A PBS file defines a job that can be submitted to the queuing system of PBS featured clusters, e.g. Jess.

A PBS file has header that specifies:

  • output file for stdout and stderr

  • wall time (after which the job will be terminated)

  • nodes (numbers of nodes to request)

  • ppn (number of processors/CPUs to use at each node. Jess has 20 CPUs per node)

  • queue (e.g. workq, windq, xpresq)

PBS files can be generated from a HAWC2 input htc file. The body (command section) of these files will:

  • Copy HAWC2 to a common folder on the the scratch drive (i.e. a hard drive local to the node) if it is not already there.

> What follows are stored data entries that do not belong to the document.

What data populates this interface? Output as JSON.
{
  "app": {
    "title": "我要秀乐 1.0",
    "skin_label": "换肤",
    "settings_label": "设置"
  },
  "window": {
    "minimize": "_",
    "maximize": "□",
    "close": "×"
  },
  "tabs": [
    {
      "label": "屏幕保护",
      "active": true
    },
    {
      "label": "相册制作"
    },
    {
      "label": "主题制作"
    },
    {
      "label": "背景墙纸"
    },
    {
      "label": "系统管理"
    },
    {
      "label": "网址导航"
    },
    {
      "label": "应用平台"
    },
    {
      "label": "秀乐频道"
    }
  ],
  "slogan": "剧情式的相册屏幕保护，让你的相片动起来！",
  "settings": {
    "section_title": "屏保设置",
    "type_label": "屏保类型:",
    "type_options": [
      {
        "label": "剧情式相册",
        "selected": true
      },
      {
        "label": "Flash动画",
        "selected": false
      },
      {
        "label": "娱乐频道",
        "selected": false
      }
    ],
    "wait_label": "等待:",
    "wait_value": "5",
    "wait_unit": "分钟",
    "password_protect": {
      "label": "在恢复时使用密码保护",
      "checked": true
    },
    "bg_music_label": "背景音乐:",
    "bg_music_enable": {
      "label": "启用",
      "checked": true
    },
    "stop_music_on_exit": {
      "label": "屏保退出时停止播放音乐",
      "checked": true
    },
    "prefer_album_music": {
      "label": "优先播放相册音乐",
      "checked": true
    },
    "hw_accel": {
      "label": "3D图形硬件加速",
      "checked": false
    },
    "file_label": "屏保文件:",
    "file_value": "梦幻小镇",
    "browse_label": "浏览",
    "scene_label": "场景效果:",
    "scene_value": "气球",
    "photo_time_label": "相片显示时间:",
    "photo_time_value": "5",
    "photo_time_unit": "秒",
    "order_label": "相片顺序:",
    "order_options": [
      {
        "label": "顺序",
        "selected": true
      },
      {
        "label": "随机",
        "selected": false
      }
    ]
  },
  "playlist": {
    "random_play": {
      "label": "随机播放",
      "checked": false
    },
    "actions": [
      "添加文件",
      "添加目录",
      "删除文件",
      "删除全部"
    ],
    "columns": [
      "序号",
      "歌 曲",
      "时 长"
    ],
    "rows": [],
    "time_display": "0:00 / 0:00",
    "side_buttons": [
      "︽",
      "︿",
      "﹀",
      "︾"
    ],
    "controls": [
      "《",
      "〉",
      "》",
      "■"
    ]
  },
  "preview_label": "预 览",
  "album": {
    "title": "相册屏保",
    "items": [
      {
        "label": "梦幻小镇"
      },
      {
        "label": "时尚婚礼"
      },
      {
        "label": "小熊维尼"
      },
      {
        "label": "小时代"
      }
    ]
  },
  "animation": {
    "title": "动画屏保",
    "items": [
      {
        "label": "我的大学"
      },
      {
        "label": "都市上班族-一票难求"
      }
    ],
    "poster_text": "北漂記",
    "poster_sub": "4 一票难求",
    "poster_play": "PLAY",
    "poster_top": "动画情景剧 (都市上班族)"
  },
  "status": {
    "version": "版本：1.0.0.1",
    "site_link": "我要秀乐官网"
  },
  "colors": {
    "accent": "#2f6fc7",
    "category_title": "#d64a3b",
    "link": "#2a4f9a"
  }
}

  • Create a run folder on the scratch drive for the current simulation

  • Copy HAWC2 to the run folder

  • Copy all required input files (turbulence files are optional) to a common folder on the scratch drive if they are not already there

  • Copy all required input files to the run folder

  • Launch the simulation

  • Copy all output files (turbulence files are optional) back from the model directory

HAWC2 can be copied from a local folder or from the shared group folder /mnt/aiolos/groups/hawc2sim/HAWC2/<version>/<platform>. HAWC2 can be a zip file, which will be unzipped at the scratch drive, and/or a set of files (exe, dll, …)

In [4]:
version = "v12.8.0.0"
platform = "win32"
hawc2_path="/mnt/aiolos/groups/hawc2sim/HAWC2/%s/%s/" % (version, platform)
print(hawc2_path)
/mnt/aiolos/groups/hawc2sim/HAWC2/v12.8.0.0/win32/

The command needed to run HAWC2 must be specified. It can be obtained via the wine_cmd function:

In [5]:
from wetb.hawc2.hawc2_pbs_file import JESS_WINE32_HAWC2MB, wine_cmd
hawc2_cmd = wine_cmd(platform='win32', hawc2='hawc2mb.exe', cluster='jess')
print (hawc2_cmd)
WINEARCH=win32 WINEPREFIX=~/.wine32 winefix
WINEARCH=win32 WINEPREFIX=~/.wine32 wine hawc2mb.exe

The PBS files are generated from the htc files

In [6]:
pbs_lst = []
for htc in htc_lst:
    pbs = htc.pbs_file(hawc2_path, hawc2_cmd,
                   queue='workq', # workq, windq, xpresq
                   walltime=None, # defaults to expected (currently 600s) * 2
                   input_files=None, # If none, required files are autodetected from htc file
                   output_files=None, # If none, output files are autodetected from htc file
                   copy_turb=(True, True) # copy turbulence files (to, from) simulation
                  )
    pbs.save()
    pbs_lst.append(pbs)
    print (os.path.join(pbs.workdir, pbs.filename))
/home/mmpe/gitlab/WindEnergyToolbox/wetb/hawc2/tests/test_files/simulation_setup/DTU10MWRef6.0/pbs_in/tmp4.in
/home/mmpe/gitlab/WindEnergyToolbox/wetb/hawc2/tests/test_files/simulation_setup/DTU10MWRef6.0/pbs_in/tmp6.in
In [7]:
from wetb.utils.cluster_tools.os_path import pjoin, relpath, abspath,\
    cluster_path, repl
print(abspath(pbs.exe_dir))
print(pbs.modelpath)

rel_exe_dir = relpath(pbs.exe_dir, pbs.modelpath)
print (rel_exe_dir)
/home/mmpe/gitlab/WindEnergyToolbox/wetb/hawc2/tests/test_files/simulation_setup/DTU10MWRef6.0
/home/mmpe/gitlab/WindEnergyToolbox/wetb/hawc2/tests/test_files/simulation_setup/DTU10MWRef6.0
.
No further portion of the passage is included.